Anibal Catalan, Morpho Zone

Anibal Catalan, Morpho Zone

Anibal Catalan: The Land, The Space, The Square
February 6 – April 13, 2014 @ BMoCA

Anibal Catalan: The Land, The Space, The Square presented a series of site-specific installations, paintings, video works, drawings and digital prints by Mexico City-based artist Anibal Catalan. Trained as an architect, Catalan creates new spaces using a variety of artistic methods and media. Stimulating dialogue between different media, he combines environments that exist amid two and three dimensionalities. Catalan redefines, or more appropriately, dissolves conventional notions of interior and exterior spaces. His works are unorthodox manifestations of architectural ideas oscillating between metaphysical explorations of urban space and real concern for environments we inhabit.

Catalan cites the 20th-century Russian avant-garde movements of Suprematism and Constructivism as important influences on his work.
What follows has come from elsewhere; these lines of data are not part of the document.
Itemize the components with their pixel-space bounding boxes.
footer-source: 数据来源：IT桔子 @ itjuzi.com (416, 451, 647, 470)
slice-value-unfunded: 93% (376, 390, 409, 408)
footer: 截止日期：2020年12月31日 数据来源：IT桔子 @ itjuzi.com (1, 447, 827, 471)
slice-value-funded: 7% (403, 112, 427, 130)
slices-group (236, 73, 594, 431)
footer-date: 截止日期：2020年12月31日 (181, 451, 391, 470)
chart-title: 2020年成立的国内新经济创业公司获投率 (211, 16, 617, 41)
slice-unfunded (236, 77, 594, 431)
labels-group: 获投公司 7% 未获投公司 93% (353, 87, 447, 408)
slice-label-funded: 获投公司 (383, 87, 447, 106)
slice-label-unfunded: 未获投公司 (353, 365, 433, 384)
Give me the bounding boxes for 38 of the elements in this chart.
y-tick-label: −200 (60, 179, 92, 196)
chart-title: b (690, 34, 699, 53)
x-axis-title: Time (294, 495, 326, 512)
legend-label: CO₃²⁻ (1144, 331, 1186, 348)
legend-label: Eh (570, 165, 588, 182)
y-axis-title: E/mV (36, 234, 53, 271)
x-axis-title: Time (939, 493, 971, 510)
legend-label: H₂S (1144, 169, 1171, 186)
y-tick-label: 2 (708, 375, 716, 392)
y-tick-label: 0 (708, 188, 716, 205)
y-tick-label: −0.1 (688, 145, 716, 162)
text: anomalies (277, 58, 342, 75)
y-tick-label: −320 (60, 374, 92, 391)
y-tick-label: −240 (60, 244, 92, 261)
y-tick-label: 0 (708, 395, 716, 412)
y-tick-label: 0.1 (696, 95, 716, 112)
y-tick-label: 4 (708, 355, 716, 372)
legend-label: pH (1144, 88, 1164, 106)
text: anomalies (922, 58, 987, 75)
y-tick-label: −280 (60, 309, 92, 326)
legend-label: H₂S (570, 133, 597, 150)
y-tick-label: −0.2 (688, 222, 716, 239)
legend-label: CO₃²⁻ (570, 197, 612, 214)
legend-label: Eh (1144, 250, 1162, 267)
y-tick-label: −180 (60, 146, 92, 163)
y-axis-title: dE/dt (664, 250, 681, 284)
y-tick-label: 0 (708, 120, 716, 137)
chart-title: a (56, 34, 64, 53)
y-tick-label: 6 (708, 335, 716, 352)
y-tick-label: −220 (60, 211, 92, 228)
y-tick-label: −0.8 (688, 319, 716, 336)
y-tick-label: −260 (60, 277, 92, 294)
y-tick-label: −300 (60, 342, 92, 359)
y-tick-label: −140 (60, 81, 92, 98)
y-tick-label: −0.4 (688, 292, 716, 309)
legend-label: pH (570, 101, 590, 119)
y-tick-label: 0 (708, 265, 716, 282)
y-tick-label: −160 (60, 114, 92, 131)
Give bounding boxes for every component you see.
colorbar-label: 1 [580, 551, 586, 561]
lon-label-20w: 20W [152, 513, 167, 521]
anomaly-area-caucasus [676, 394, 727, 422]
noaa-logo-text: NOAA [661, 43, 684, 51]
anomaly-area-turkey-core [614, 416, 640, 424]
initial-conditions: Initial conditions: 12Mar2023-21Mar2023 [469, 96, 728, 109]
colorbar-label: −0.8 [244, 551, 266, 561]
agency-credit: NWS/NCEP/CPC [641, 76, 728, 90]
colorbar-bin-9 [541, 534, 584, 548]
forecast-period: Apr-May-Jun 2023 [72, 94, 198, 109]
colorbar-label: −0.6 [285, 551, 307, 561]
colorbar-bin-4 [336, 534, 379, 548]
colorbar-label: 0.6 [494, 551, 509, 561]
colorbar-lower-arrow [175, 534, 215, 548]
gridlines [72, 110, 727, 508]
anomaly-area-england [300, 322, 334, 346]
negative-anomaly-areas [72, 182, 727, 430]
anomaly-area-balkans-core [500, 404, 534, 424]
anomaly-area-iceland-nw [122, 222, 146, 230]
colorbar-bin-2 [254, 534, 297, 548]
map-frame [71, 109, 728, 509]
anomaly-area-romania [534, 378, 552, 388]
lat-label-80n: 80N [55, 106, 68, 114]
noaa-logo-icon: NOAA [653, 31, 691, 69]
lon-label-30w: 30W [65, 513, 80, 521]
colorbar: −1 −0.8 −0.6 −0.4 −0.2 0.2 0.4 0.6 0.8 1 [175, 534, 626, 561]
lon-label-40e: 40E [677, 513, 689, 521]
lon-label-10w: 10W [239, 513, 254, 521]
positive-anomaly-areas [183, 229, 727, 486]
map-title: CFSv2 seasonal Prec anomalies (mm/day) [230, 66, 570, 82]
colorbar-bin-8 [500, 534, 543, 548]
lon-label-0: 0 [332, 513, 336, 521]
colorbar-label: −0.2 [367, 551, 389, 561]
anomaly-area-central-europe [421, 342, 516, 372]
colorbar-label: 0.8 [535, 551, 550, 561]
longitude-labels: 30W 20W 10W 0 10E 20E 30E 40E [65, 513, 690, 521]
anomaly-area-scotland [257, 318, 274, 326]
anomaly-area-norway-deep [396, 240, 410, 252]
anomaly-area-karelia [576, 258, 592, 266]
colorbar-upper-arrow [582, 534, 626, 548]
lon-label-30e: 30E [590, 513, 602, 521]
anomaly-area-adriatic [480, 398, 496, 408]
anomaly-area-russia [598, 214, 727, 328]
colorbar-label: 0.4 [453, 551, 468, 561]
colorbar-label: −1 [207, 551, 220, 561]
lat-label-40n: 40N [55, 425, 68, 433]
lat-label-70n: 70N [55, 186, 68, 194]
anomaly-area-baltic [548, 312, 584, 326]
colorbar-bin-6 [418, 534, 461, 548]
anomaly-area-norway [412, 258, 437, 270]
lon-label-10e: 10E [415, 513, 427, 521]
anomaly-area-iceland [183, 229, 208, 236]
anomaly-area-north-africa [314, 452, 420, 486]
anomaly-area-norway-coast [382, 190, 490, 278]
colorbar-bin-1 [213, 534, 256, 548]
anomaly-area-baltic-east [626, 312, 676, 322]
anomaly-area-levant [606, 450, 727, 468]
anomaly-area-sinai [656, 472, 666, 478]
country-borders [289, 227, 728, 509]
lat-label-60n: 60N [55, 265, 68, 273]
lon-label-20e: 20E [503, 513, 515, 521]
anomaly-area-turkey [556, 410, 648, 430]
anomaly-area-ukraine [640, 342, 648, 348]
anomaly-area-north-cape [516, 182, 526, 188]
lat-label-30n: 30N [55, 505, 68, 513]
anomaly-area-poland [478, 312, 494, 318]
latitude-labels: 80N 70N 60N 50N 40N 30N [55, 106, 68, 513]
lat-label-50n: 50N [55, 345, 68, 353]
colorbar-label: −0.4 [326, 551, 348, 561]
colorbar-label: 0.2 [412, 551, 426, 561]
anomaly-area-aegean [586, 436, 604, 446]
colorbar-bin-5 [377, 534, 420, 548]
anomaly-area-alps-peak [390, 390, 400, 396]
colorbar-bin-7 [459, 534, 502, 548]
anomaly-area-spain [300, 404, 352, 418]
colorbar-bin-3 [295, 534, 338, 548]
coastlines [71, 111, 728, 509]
He adopts different aspects of each movement’s visual language and utopian sentimentalities through his integration of architecture, design and art. The title of the exhibition, The Land, The Space, The Square, is a specific reference to Suprematism—an abstract movement that utilized basic geometric forms and a limited color palette to emphasize pure artistic feeling over the visual depiction of an object. “The Square” is a direct reference to Russian artist Kazimir Malevich’s famous paintings of squares created in the early 20th century.

To accompany this new series of paintings, Catalan created a large wall painting that spanned the West Gallery. Using acrylic paint, he invents architectural landscapes on various surfaces. Bold color constrains and expands the spaces of the wall or canvas. The wall painting becomes a backdrop for the large sculptural installation that hangs between the columns of the main gallery. Made from industrial materials and fluorescent lights, it becomes a three-dimensional extension of the wall painting. Fragmented geometric shapes build layers of flattened area with implied dimensionality, and materiality dissolves to liberate the space. The viewer was invited into a shifting construction—one that is not closed or strictly defined, but open to multiple perspectives and interpretations.